At the moment, Neuralink is not a commercial product. At least, not yet. It is a scientific and medical experiment. Neuralink’s initial goal is to focus on medical applications to help those afflicted by neurological disorders and degenerative brain conditions. Science takes time and requires efforts and collaboration. It must overcome a lot of challenges. Neuralink is a promise. It is a great bet on the future.
By extrapolating the past, we can try to guess what kind of smartphones we will have in the future.
By taking into account the cycles of technological revolutions, we can imagine new alternatives and disruptions. The future will probably be to no longer have a smartphone.
The brain chip and Neuralink is one of these potential alternatives to replace smartphones. Neuralink is a scientific experiment trying to aggregate scientific studies into a one single brain implant using cutting edge engineering.
Neuralink teams try to connect the brain and computers to give more capacity to humans, much more than smartphones.

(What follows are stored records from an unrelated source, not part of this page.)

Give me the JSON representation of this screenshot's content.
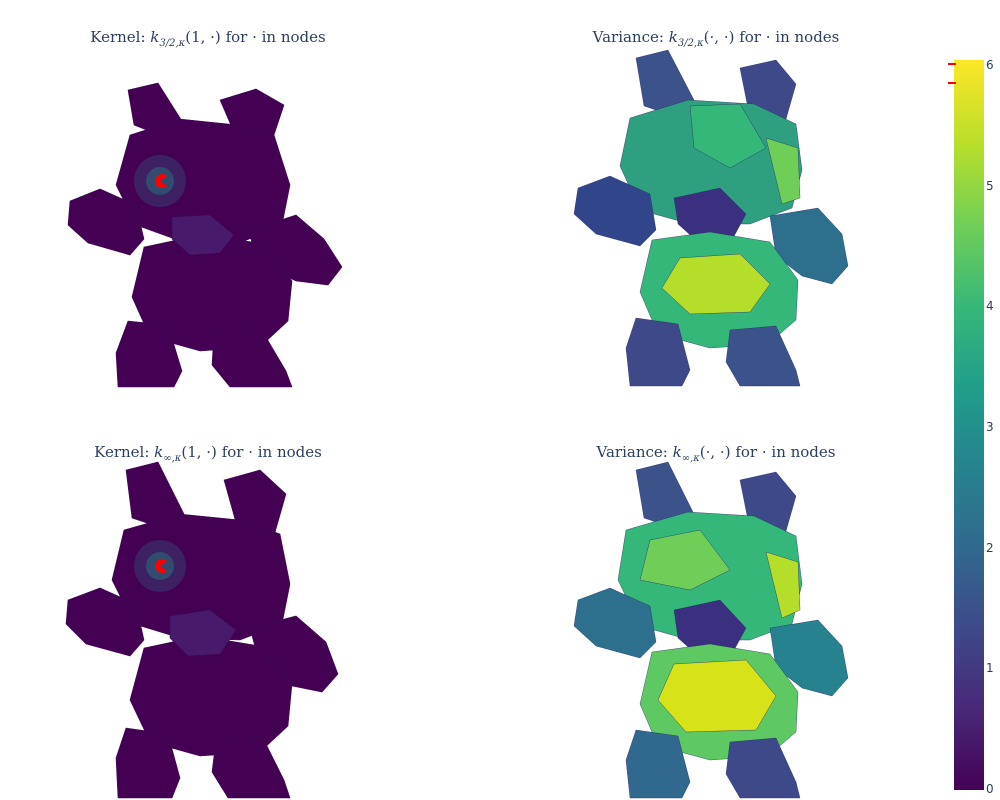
{
  "panels": [
    {
      "name": "kernel-matern",
      "title_prefix": "Kernel:",
      "title_func": "k",
      "title_sub": "3/2,κ",
      "title_args": "(1, ·)",
      "title_suffix": "for  ·  in nodes",
      "coloring": "kernel"
    },
    {
      "name": "variance-matern",
      "title_prefix": "Variance:",
      "title_func": "k",
      "title_sub": "3/2,κ",
      "title_args": "(·, ·)",
      "title_suffix": "for  ·  in nodes",
      "coloring": "variance"
    },
    {
      "name": "kernel-heat",
      "title_prefix": "Kernel:",
      "title_func": "k",
      "title_sub": "∞,κ",
      "title_args": "(1, ·)",
      "title_suffix": "for  ·  in nodes",
      "coloring": "kernel"
    },
    {
      "name": "variance-heat",
      "title_prefix": "Variance:",
      "title_func": "k",
      "title_sub": "∞,κ",
      "title_args": "(·, ·)",
      "title_suffix": "for  ·  in nodes",
      "coloring": "variance"
    }
  ],
  "colorbar": {
    "ticks": [
      "0",
      "1",
      "2",
      "3",
      "4",
      "5",
      "6"
    ],
    "range": [
      0,
      6.05
    ],
    "colorscale": "viridis"
  },
  "marker_color": "#ff0000",
  "colors": {
    "low": "#440154",
    "high": "#fde725",
    "title": "#2a3f5f"
  }
}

But the project is still at an early stage.
It all seems utopia but Neuralink is not a commercial product. It is a scientific and medical experiment. Science takes time and requires efforts and collaboration. Neuralink is a promise.
Past models and technologies will survive, at least for a while, but the future is unexpected and change seems inevitable.
Tomorrow, will we all be Gertrude? Would you like to have Ghost in the Shell-like communications?